When it comes to making movies, it seems Edward Norton isn't in any sort of hurry.
The American History X actor made his directorial debut with comedy-drama Keeping the Faith in 2000, and at around the same time, acquired the rights to adapt Jonathan Lethem's novel Motherless Brooklyn.
And after nearly two decades of development, Norton's take on the story has finally hit the silver screen.
Switching the modern setting of the book for the mid-1950s, the plot of this neo-noir crime film focuses on Lionel Essrog, as played by Norton, a lonely man with Tourette syndrome and obsessive-compulsive disorder.
Essrog works at a detective agency alongside Gilbert Coney (Ethan Suplee), Danny Fantl (Dallas Roberts), and Tony Vermonte (Bobby Cannavale), with the crew rescued as children from an abusive orphanage, hence the character's nickname of "Motherless Brooklyn".

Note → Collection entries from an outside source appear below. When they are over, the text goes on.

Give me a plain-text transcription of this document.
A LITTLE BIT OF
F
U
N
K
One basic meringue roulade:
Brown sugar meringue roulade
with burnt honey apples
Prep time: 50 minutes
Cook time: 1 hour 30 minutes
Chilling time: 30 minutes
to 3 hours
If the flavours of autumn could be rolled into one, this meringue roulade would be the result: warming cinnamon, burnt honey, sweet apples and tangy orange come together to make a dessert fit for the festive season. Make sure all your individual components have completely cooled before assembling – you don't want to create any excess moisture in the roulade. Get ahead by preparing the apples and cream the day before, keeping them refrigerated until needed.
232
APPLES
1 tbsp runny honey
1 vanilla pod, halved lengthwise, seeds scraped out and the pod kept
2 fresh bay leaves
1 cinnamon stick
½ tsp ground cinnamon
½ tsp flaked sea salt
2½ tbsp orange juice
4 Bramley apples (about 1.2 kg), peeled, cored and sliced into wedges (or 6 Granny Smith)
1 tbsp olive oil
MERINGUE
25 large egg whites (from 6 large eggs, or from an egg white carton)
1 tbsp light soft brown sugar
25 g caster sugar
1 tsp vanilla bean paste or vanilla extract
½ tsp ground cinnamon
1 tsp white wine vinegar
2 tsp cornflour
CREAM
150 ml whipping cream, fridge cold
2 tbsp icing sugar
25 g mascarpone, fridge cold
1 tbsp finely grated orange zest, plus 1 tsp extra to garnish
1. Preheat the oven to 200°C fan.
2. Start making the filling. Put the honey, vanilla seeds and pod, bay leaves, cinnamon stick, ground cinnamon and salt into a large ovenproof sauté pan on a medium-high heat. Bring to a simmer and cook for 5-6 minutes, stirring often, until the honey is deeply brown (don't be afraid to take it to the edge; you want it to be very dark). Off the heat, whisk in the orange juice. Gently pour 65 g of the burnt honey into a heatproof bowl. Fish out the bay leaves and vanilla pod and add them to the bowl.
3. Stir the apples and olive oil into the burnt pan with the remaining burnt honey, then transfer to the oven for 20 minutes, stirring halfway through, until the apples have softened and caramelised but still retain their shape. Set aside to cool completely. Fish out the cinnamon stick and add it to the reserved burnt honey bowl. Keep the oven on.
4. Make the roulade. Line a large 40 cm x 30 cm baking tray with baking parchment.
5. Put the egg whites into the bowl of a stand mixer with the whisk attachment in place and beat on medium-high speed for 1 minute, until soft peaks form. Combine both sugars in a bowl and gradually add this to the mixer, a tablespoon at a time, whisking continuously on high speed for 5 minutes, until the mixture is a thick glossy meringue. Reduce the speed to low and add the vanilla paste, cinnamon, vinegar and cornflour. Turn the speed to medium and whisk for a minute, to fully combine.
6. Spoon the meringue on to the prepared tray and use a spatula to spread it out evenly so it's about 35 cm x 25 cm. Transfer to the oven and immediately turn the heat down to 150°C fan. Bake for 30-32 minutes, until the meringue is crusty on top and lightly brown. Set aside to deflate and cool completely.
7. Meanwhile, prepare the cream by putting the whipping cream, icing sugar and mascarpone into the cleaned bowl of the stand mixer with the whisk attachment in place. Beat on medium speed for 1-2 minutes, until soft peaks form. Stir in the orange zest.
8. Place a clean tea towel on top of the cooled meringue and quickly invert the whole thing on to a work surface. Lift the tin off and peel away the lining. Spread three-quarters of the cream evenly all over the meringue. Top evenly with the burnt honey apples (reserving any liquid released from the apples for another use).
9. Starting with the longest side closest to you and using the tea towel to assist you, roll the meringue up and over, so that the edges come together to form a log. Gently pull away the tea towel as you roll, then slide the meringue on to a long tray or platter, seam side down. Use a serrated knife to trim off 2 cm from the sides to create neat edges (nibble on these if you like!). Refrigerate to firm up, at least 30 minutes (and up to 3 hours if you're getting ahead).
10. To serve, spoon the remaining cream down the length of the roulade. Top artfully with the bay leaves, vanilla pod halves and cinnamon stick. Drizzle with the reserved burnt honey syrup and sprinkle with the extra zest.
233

He isn't exactly conventional in his investigation methods, but his boss Frank Minna (Bruce Willis) regularly taps into his photographic memory, especially when it comes to secret meetings with members of the underworld.
However, while out on a job one day, a series of dramatic events unfold between Minna and some thugs, leaving Essrog to pick up the pieces whilst also trying to best manage his tics.
By examining Minna's seemingly endless trail of clues, the protagonist must decipher exactly how a jazz bar in Harlem as well as four individuals - an African-American woman named Laura Rose (Gugu Mbatha-Raw) and her employer, Gabby Horwitz (Cherry Jones), a reporter named Paul (Willem Dafoe), and the powerful city planner Moses Randolph (Alec Baldwin) - are somehow interlinked.
Accordingly, Motherless Brooklyn sticks fairly closely to the tropes and aesthetic of classic film noirs, though Norton does attempt to tackle some current themes, such gentrification, toxic masculinity, and white privilege with his characters, most notably Randolph.
The figure is based on New York City public official Robert Moses, known as the "master builder" of the Big Apple during the mid-20th century, who would become one of the most polarising figures in the history of urban development.
Exchanges between Essrog and Randolph are perhaps the most engaging in the film, with Norton doing an excellent job as the underdog.
The star must have done his research when it comes to Tourette's Syndrome too, as the way he conveys tics is done sensitively, but also really makes for a complex character and helps the audience to understand exactly what people with the condition battle each day.
Elsewhere, Dafoe and Baldwin turn in reliable performances and Mbatha-Raw shines as a smart, determined young woman trapped in a man's world.
In spite of the 144-minute runtime, Cannavale and Jones are a little underused throughout the narrative, though be sure to watch out for a great cameo by Leslie Mann as Frank's wife Julia Minna.
Motherless Brooklyn certainly isn't perfect - the plot becomes rather convoluted in the second act - but it is refreshing to see a detective movie with an excellent score and carefully curated mise-en-scene released amidst today's sea of Hollywood action movies and superhero blockbusters.